Of particular interest in areas of New Zealand are the health implications of particles derived from sea spray emissions. While these particles typically reside in the PM10 size fraction, measurements in the finer PM2.5 size range have been measured in New Zealand. The extent to which studies indicating effects associated with coarse particles apply to sea spray is uncertain. It could be argued that particles from sea spray would dissolve in the lungs and therefore that health effects are unlikely. However, in the absence of literature specific to the health implications of sea spray particle emissions, the precise health implications remain uncertain.

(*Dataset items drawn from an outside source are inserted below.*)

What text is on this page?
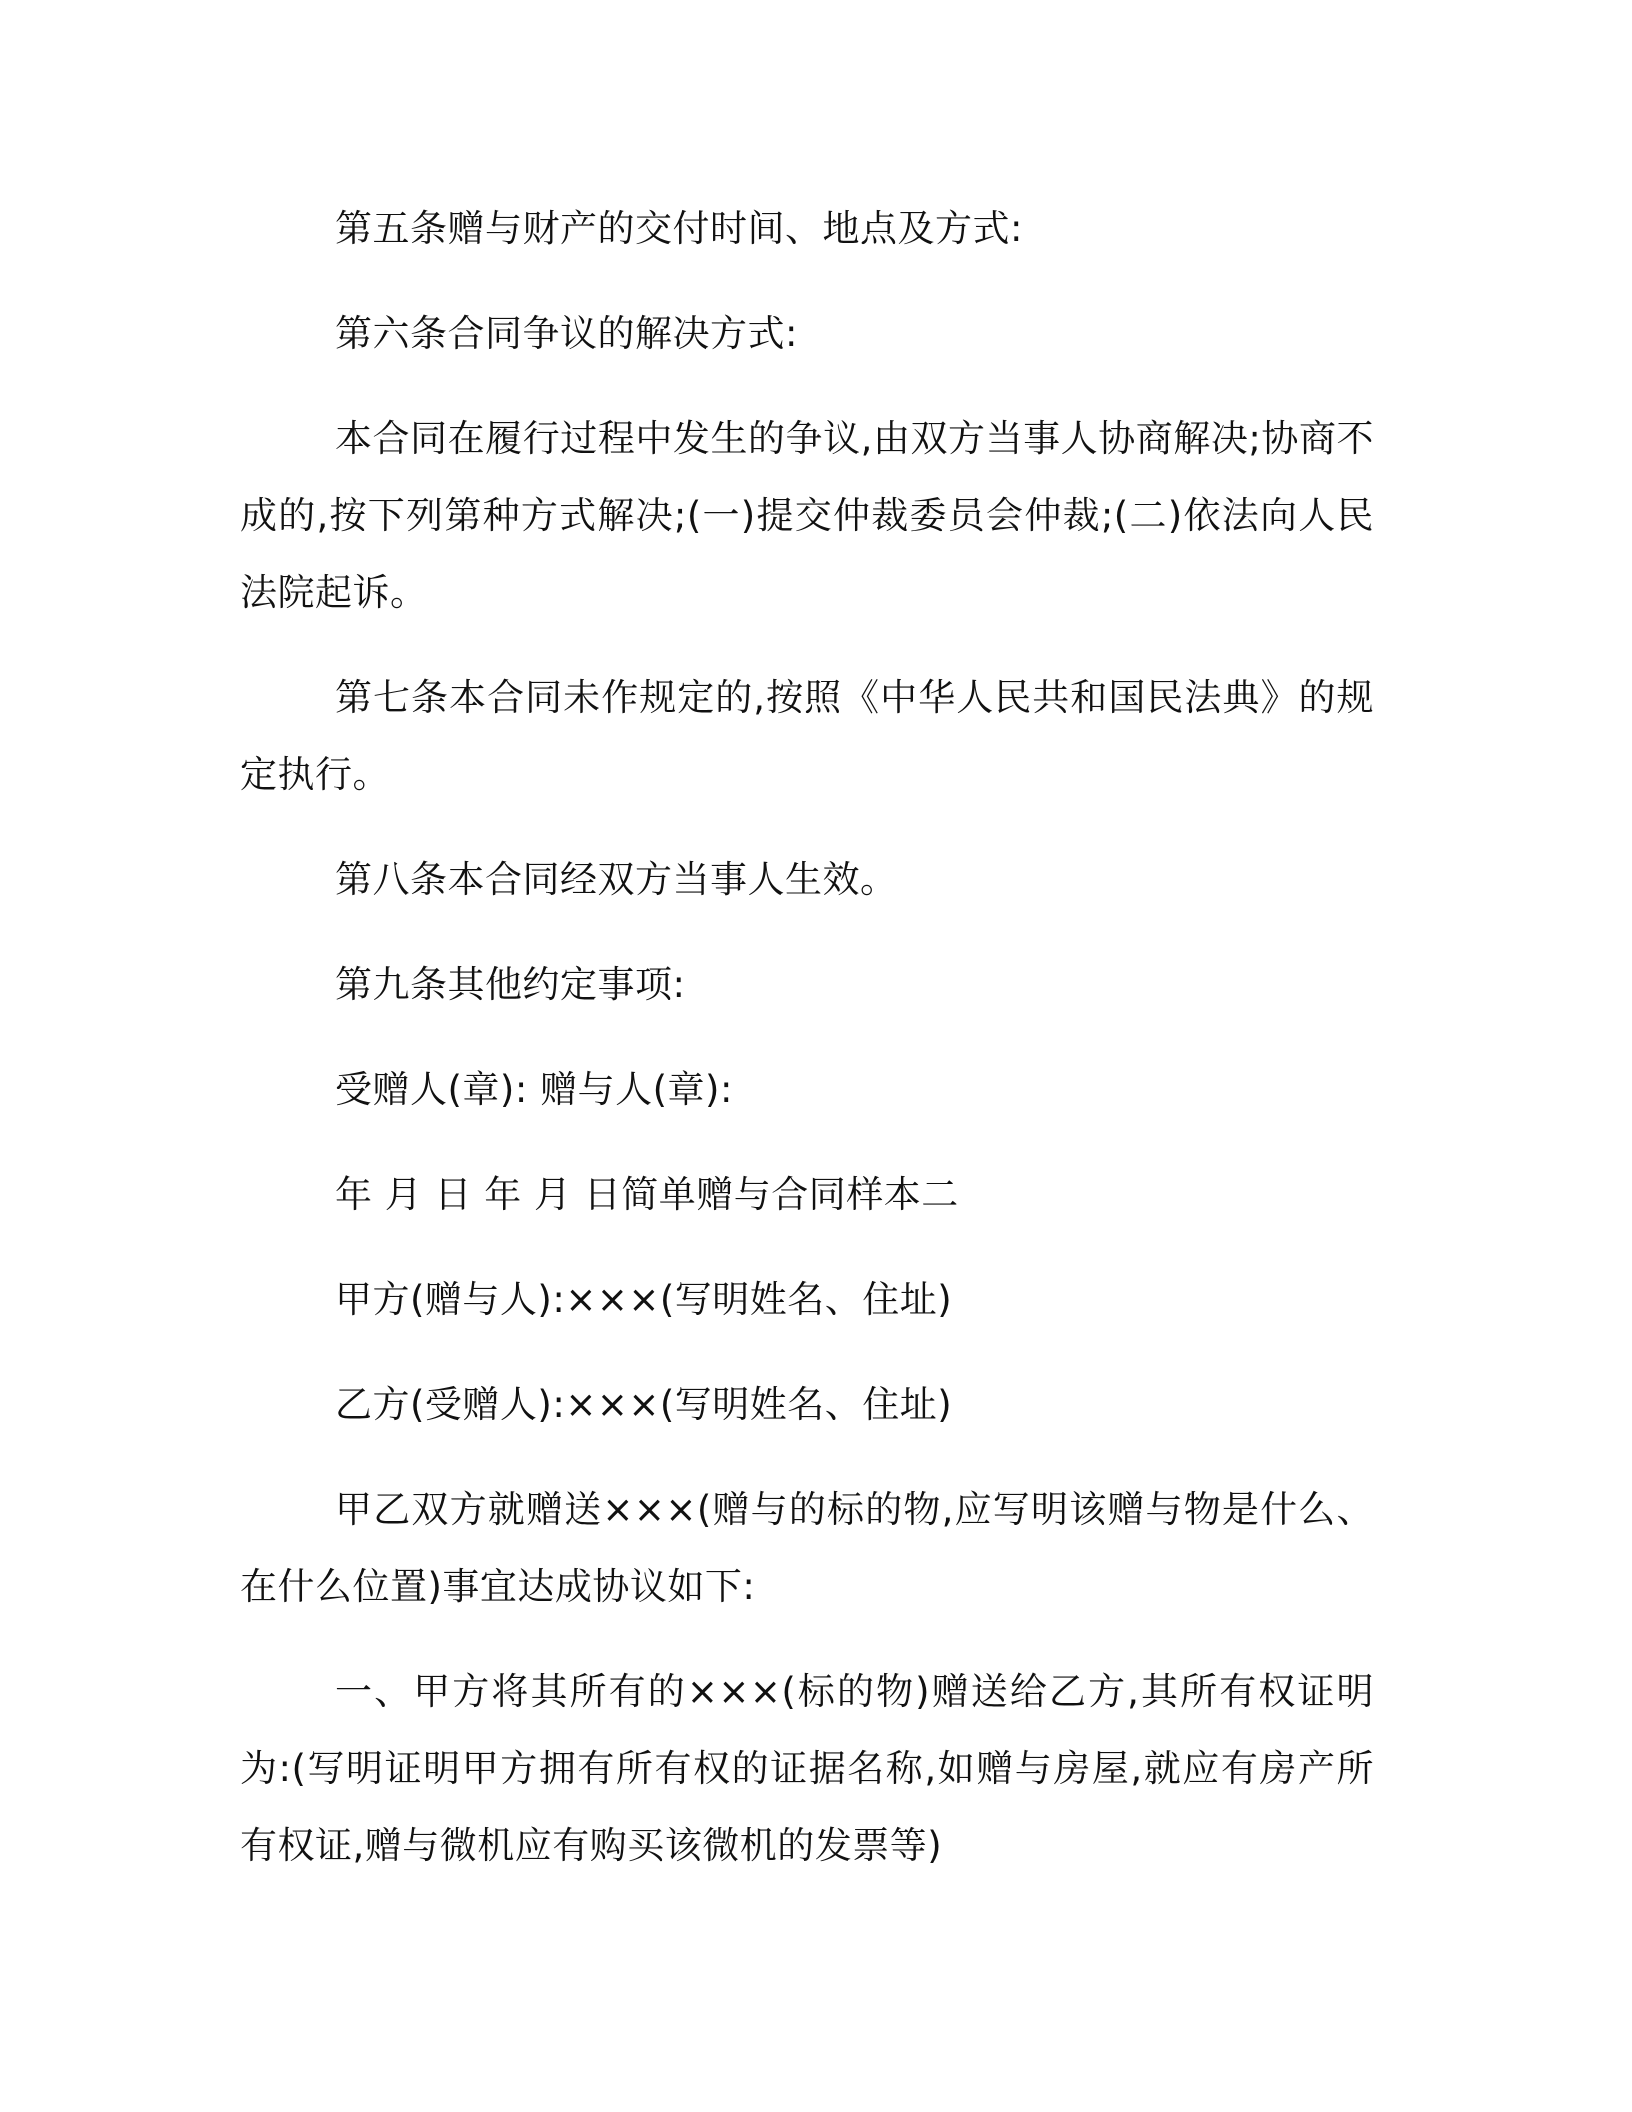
第五条赠与财产的交付时间、地点及方式:

第六条合同争议的解决方式:

本合同在履行过程中发生的争议,由双方当事人协商解决;协商不成的,按下列第种方式解决;(一)提交仲裁委员会仲裁;(二)依法向人民法院起诉。

第七条本合同未作规定的,按照《中华人民共和国民法典》的规定执行。

第八条本合同经双方当事人生效。

第九条其他约定事项:

受赠人(章): 赠与人(章):

年 月 日 年 月 日简单赠与合同样本二

甲方(赠与人):×××(写明姓名、住址)

乙方(受赠人):×××(写明姓名、住址)

甲乙双方就赠送×××(赠与的标的物,应写明该赠与物是什么、在什么位置)事宜达成协议如下:

一、甲方将其所有的×××(标的物)赠送给乙方,其所有权证明为:(写明证明甲方拥有所有权的证据名称,如赠与房屋,就应有房产所有权证,赠与微机应有购买该微机的发票等)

While these data suggest some health impacts are associated with the coarser particle fraction, it is possible that another measure (e.g. a smaller size fraction, compositional analysis or particle count data) may provide a better indicator for assessing health effects and understanding biological mechanisms. Consideration of an alternative indicator was assessed for the United Kingdom by the Expert Panel on Air Quality Standards (EPAQS, 2000). The report concluded that based on the present evidence, the measurement of PM10 provided the most appropriate basis for an air quality standard for the United Kingdom. However, they also indicated that further research may lead to alternative metrics such as PM2.5 or counts of ultra fine particles but that current data on these measures was insufficient to derive standards.
In the United States a revised particle standard based on the PM2.5 size fraction was introduced in 1997. Other countries such as Australia and Canada have also moved towards standards for the PM2.5 size fraction. Some researchers argue that an even smaller size fraction (e.g. PM1) or particle count measurements may be a more suitable indicator of health impacts. It is unlikely, however, that standards for these alternative indicators would be adopted without further data on the relationships between such measurements and health impacts.